Boosting (AdaBoost / RealBoost with shallow trees)

Classroom

  • Implement the class representing AdaBoost ensemble classifier. Its constructor should allow to define what kind of weak classifiers should be applied in the ensemble (e.g. by passing their Python's class and parameters). Also, the constructor should allow to define the wanted number of boosting rounds (T).
  • Remark: if shallow decision trees (implemented in the previous assignment) are to be used as weak classifiers, one needs to extend them with the possibility to accept and use weights of data examples (so that current boosting weights can be passed to a new tree - a new weak classifier - before its fit is executed).
  • When performing the fit function (during main boosting loop) report to the screen information about successive weak classifiers: their errors (both zero-one errors and exponential) and their importance coefficients (alphas).
  • Prepare a suitable predict function.

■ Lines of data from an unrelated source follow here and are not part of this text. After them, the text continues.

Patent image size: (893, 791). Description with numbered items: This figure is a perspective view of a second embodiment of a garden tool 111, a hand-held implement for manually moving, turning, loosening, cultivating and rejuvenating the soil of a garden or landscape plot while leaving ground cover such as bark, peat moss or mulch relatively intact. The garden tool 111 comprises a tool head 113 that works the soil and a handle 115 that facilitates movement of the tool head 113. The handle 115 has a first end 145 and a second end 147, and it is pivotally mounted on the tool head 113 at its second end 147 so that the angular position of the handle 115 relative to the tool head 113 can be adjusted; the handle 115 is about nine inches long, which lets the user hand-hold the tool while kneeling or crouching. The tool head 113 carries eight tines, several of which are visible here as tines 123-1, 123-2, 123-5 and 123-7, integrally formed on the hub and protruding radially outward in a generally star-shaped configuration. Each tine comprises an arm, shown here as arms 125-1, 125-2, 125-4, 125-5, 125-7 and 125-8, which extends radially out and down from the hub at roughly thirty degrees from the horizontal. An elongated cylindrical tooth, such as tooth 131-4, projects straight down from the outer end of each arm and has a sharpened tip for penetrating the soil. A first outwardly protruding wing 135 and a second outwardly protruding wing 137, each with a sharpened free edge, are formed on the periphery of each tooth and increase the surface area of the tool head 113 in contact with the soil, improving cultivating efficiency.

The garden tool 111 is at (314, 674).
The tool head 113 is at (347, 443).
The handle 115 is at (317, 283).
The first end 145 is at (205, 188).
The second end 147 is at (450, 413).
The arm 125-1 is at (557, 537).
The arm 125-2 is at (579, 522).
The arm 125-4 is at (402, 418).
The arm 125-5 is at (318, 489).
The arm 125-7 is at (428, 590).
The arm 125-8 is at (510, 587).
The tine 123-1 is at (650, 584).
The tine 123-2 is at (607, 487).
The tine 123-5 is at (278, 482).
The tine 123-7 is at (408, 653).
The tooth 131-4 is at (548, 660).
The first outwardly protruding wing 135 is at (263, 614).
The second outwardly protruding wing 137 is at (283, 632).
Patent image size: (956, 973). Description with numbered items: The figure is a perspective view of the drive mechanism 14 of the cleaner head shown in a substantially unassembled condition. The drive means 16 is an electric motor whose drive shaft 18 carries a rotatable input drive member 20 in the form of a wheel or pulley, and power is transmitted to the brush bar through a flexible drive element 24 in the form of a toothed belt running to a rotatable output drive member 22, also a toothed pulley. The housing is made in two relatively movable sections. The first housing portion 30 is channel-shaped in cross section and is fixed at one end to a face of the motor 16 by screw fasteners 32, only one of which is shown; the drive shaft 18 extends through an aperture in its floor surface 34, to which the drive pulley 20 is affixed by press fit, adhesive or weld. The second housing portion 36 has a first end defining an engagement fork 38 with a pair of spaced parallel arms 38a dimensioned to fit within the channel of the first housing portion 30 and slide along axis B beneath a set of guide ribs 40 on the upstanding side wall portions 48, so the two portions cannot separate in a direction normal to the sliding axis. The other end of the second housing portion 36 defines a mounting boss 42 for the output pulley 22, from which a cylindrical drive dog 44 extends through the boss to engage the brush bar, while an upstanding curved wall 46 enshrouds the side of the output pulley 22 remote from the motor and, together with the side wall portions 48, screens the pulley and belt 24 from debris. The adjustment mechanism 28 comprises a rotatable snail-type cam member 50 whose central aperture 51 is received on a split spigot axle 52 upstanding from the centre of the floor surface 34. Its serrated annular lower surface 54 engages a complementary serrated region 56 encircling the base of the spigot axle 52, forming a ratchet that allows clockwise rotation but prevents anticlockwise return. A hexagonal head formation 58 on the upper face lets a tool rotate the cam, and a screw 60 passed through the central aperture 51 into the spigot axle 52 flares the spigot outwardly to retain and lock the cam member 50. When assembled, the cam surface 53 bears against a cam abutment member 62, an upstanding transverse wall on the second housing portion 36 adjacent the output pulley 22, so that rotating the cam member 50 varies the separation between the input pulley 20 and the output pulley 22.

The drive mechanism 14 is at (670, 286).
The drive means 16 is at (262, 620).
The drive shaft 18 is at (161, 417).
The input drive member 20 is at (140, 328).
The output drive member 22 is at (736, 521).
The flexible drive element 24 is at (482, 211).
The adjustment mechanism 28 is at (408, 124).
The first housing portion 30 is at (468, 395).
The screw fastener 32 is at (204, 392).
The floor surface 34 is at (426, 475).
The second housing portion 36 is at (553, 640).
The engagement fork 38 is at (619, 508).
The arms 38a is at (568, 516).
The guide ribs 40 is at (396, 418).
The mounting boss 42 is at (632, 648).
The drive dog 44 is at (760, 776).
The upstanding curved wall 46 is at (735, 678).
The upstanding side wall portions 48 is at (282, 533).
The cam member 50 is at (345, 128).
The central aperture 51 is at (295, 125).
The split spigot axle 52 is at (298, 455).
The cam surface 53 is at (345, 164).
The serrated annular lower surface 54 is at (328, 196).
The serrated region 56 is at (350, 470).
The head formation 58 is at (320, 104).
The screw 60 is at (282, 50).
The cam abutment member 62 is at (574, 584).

If needed, provide additional decision_function in the base learner class (e.g. within decision tree) to force weak learners return binary responses {-1, 1} rather than class labels.

Homework

  • Perform batch experiments (on Olivetti data) with AdaBoost coupled with CART decision trees. Elements to experiment with: no. of used PCA features (n = 20, 50, 100), no. of boosting rounds (T = 16, 32, 64), depths of trees being the weak classifiers (depth_limit = 1, 2, 3). Report and plot training and testing errors along the progress of the algorithm (over t = 1, 2, ..., T). Prepare a short pdf report on the above experiments.